8/4/2008: Action taking by SAHA – Judy Seidman without permission by Nkobi Heritage
Digitising the photographic archive of Zenzo Nkobi
Ms Judy Seidman, South African History Archive
2008 award – major project
£8,315 for 6 months
This project will digitise and conserve over 5,000 photographs taken by Zenzo Nkobi, a South African who went into exile during the 1960s and who worked as a professional photographer in the 70s and 80s in Southern Africa. Nkobi recorded the Southern Africa liberation struggle camps, leaders, conferences, the massacres of the 1970s, the impact of South African military destabilisation and the Gukurahundi (the 1980s post-independence repression in western Zimbabwe).
This is perhaps the only intact photographic collection recording the Southern African liberation movements in exile. From the early 1970s to the early 1990s, Nkobi recorded the Southern Africa liberation struggle. To ensure security, photographers were not permitted in residences and camps unless fully vetted by the movement; Zenzo Nkobi, as the son of ANC treasurer-general Thomas Nkobi, had complete access. His images cover ANC and Zimbabwean refugee and military camps in Zambia and Botswana in the 1970s. His photographs show ZIPRA military training camps and the only known images of the Freedom Camp massacre and other destabilisation raids on Zambian soil by Rhodesian and South African troops.

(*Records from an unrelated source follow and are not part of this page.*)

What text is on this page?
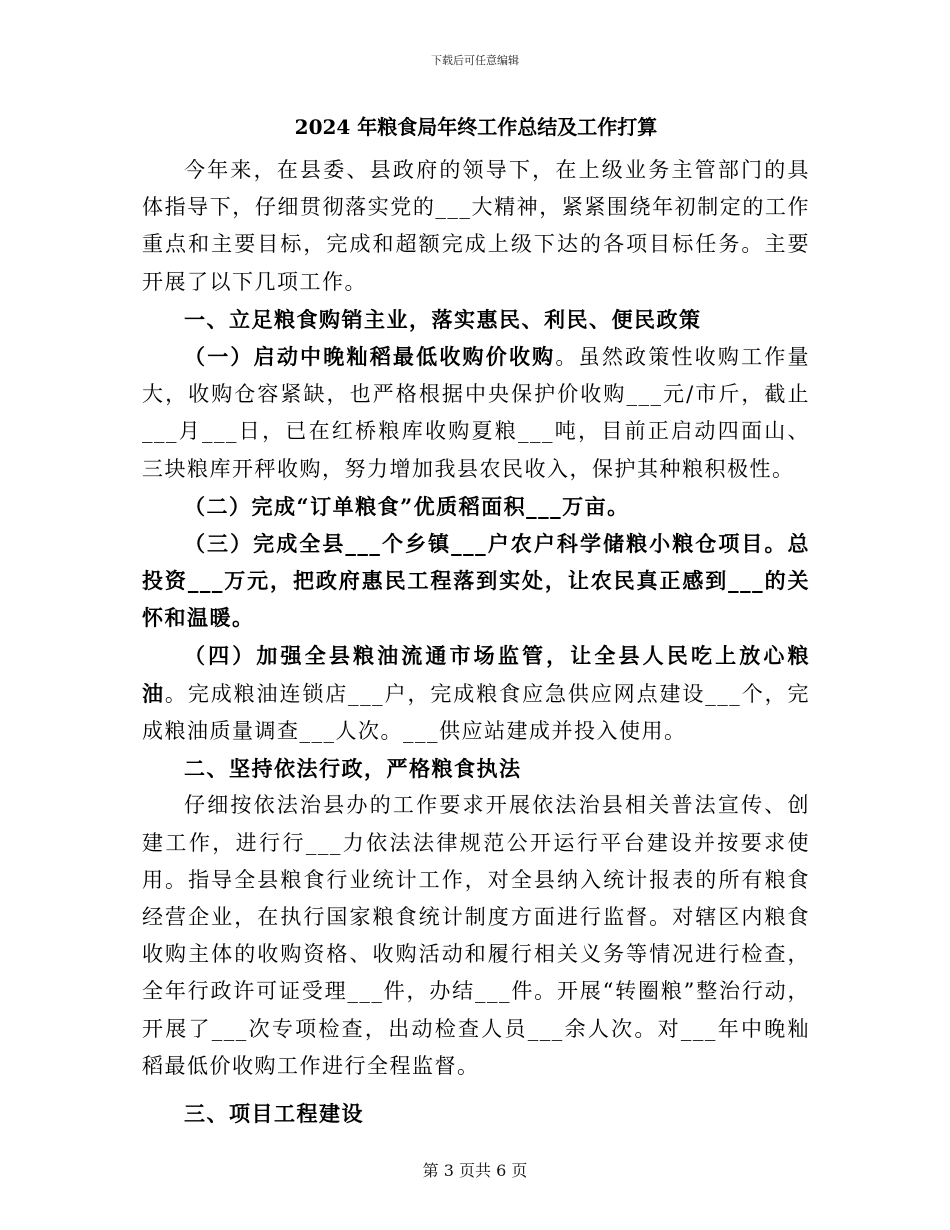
下载后可任意编辑
2024 年粮食局年终工作总结及工作打算

今年来，在县委、县政府的领导下，在上级业务主管部门的具体指导下，仔细贯彻落实党的___大精神，紧紧围绕年初制定的工作重点和主要目标，完成和超额完成上级下达的各项目标任务。主要开展了以下几项工作。

一、立足粮食购销主业，落实惠民、利民、便民政策

（一）启动中晚籼稻最低收购价收购。虽然政策性收购工作量大，收购仓容紧缺，也严格根据中央保护价收购___元/市斤，截止___月___日，已在红桥粮库收购夏粮___吨，目前正启动四面山、三块粮库开秤收购，努力增加我县农民收入，保护其种粮积极性。

（二）完成“订单粮食”优质稻面积___万亩。

（三）完成全县___个乡镇___户农户科学储粮小粮仓项目。总投资___万元，把政府惠民工程落到实处，让农民真正感到___的关怀和温暖。

（四）加强全县粮油流通市场监管，让全县人民吃上放心粮油。完成粮油连锁店___户，完成粮食应急供应网点建设___个，完成粮油质量调查___人次。___供应站建成并投入使用。

二、坚持依法行政，严格粮食执法

仔细按依法治县办的工作要求开展依法治县相关普法宣传、创建工作，进行行___力依法法律规范公开运行平台建设并按要求使用。指导全县粮食行业统计工作，对全县纳入统计报表的所有粮食经营企业，在执行国家粮食统计制度方面进行监督。对辖区内粮食收购主体的收购资格、收购活动和履行相关义务等情况进行检查，全年行政许可证受理___件，办结___件。开展“转圈粮”整治行动，开展了___次专项检查，出动检查人员___余人次。对___年中晚籼稻最低价收购工作进行全程监督。

三、项目工程建设

第 3 页共 6 页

Zenzo Nkobi photographed liberation movement leaders at major regional and international conferences, as well as people’s daily lives in exile, in Lusaka and Maputo. Zenzo was a member of the ANC photography unit in the 1980s; however, the unit’s stored images were destroyed by water damage in Zambia in the late 1980s.
In 1980, he photographed the return of exiles and elections in the newly liberated Zimbabwe, and rare images of the Gukhurahundi (repression of the population around Bulawayo in the early 1980s).
Initial research will place these photographs into context, through preliminary interviews with people present at the events recorded. This will ensure the initial indexing and filing of the images, providing the foundations for future in depth research, which is beyond the scope of this immediate project.
The photographic negatives were given by the Nkobi family to the South African History Archives, unsorted and unreferenced in plastic sleeves within looseleaf folders, in cardboard boxes. The negatives need to be placed in a secure conservation environment as soon as possible, to prevent further deterioration.
As the collection is unique, it is believed essential to have multiple digital copies made accessible for research and record purposes in key archival repositories. Without this, an important and irreplaceable visual record may be lost. The project will provide digital copies to local and international historical repositories; and conserve the original negatives in a proper archival environment.